À Yaoundé, Douala, Bafoussam ou Ngaoundéré, l’état des routes urbaines est devenu l’un des principaux facteurs de désorganisation de la vie quotidienne. Nids-de-poule, chaussées déformées, voiries inondées à la moindre pluie : la dégradation du réseau routier urbain traduit les limites structurelles de la gestion des villes camerounaises, confrontées à une croissance démographique rapide et à des moyens financiers insuffisants.
Selon les données officielles, moins de 35 % du réseau routier urbain est bitumé, et une grande partie de ces routes bitumées est aujourd’hui en état moyen ou mauvais. À Douala, capitale économique qui concentre près de 40 % de l’activité nationale, certaines voies secondaires deviennent impraticables plusieurs mois par an, perturbant la circulation des marchandises et des personnes. À Yaoundé, les embouteillages chroniques sont aggravés par la réduction de la chaussée causée par les affaissements et les travaux de réparation ponctuels.
Les causes sont multiples : faible investissement des communes, dépendance aux financements de l’État, exécution souvent approximative des travaux et surtout absence de réseaux d’assainissement efficaces. L’eau, ennemi numéro un de la route, accélère la dégradation des chaussées, transformant chaque saison des pluies en épreuve pour les usagers.

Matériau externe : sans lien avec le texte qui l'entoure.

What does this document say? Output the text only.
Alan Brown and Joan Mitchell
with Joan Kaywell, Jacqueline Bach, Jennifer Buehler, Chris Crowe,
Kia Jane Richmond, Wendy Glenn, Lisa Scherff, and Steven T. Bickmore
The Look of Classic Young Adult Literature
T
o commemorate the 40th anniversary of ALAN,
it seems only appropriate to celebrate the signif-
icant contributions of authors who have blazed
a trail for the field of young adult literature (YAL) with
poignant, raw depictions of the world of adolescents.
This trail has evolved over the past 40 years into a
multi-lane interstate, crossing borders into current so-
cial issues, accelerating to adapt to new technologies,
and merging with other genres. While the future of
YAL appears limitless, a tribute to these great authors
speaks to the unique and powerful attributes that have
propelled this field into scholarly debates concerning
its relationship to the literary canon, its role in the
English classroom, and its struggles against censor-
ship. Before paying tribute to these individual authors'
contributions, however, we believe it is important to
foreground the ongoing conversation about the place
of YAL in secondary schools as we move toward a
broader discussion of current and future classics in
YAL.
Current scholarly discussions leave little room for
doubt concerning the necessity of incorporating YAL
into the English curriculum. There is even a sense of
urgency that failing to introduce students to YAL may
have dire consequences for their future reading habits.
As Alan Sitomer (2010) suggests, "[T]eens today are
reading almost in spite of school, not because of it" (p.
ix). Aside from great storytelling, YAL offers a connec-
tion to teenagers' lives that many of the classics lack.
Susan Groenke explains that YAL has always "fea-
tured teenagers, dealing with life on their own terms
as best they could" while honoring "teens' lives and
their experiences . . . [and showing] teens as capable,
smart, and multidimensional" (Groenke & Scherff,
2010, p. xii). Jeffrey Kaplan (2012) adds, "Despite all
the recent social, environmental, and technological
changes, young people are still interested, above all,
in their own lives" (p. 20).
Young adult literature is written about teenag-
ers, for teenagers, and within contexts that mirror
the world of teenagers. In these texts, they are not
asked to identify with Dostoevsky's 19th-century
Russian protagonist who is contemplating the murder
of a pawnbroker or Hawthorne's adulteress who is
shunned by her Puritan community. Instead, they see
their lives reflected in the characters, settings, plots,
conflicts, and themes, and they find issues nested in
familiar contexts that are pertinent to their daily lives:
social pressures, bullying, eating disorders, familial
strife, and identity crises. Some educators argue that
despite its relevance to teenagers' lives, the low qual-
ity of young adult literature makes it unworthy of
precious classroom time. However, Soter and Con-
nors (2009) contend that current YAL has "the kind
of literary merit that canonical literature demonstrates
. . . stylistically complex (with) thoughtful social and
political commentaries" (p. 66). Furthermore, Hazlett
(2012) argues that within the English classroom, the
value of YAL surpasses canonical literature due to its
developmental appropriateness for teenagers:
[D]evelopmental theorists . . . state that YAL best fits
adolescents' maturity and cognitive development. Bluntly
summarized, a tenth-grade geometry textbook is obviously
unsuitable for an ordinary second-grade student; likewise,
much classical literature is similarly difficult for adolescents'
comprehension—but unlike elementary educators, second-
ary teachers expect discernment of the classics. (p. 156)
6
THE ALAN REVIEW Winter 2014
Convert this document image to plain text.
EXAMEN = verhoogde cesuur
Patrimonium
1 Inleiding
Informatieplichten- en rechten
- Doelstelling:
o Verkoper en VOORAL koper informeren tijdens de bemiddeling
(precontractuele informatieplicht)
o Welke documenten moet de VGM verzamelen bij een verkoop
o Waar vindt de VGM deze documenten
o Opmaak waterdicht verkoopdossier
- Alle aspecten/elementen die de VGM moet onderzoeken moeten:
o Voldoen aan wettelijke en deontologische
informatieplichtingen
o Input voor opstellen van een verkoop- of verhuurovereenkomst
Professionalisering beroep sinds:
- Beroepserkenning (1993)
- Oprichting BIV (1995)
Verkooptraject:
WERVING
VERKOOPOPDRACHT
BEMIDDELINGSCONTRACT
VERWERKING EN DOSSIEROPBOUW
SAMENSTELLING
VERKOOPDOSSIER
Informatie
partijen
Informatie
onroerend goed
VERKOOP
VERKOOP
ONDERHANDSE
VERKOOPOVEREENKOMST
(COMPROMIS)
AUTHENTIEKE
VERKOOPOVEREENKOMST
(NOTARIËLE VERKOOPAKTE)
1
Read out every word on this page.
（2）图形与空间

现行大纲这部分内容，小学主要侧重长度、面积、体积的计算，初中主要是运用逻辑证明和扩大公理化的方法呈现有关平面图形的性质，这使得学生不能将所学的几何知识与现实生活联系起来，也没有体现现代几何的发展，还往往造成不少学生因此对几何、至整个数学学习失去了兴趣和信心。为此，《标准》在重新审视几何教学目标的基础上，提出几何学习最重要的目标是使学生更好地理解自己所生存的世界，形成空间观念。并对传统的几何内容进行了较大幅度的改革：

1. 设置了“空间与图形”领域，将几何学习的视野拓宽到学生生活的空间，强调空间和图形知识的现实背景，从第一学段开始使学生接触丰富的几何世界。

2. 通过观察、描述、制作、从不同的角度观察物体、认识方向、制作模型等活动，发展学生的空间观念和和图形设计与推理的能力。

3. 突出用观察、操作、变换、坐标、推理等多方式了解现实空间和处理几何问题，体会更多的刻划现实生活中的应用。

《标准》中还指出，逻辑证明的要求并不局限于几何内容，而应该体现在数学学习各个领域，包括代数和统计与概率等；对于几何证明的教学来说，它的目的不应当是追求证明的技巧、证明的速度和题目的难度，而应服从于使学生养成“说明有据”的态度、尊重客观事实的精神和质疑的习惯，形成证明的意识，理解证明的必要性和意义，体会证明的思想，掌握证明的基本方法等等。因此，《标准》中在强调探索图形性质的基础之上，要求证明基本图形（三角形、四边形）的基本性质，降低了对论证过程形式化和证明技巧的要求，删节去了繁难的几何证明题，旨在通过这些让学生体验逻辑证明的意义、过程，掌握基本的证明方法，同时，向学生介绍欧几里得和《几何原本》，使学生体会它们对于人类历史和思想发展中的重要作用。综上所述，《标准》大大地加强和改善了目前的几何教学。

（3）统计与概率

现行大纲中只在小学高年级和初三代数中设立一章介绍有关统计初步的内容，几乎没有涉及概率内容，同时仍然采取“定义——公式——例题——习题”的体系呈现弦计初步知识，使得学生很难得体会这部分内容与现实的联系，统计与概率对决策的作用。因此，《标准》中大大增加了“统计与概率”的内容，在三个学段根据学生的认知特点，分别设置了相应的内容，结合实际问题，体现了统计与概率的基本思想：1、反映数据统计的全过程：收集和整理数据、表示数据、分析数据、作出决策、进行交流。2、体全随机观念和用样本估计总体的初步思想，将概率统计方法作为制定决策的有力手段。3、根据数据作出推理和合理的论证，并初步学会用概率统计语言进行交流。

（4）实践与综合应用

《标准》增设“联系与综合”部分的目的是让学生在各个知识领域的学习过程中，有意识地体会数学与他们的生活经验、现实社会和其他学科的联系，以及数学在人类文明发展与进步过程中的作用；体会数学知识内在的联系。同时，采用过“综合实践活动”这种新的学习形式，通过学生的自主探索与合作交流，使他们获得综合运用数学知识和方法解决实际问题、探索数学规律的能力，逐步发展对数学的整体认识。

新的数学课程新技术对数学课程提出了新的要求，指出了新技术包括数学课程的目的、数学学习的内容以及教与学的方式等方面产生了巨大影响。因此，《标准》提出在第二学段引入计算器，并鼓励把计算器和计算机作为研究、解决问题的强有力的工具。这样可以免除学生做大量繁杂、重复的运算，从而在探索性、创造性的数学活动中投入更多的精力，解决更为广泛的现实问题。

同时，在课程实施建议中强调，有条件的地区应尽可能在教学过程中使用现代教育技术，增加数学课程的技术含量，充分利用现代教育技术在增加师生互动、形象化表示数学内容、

Le coût économique est élevé. Hausse des frais de transport, usure prématurée des véhicules, perte de productivité : les routes dégradées pénalisent aussi bien les ménages que les entreprises. Face à l’urgence, les pouvoirs publics évoquent des programmes de réhabilitation ciblés et une meilleure coordination entre l’État et les collectivités territoriales. Reste à transformer ces annonces en chantiers durables, à la hauteur des ambitions urbaines du pays.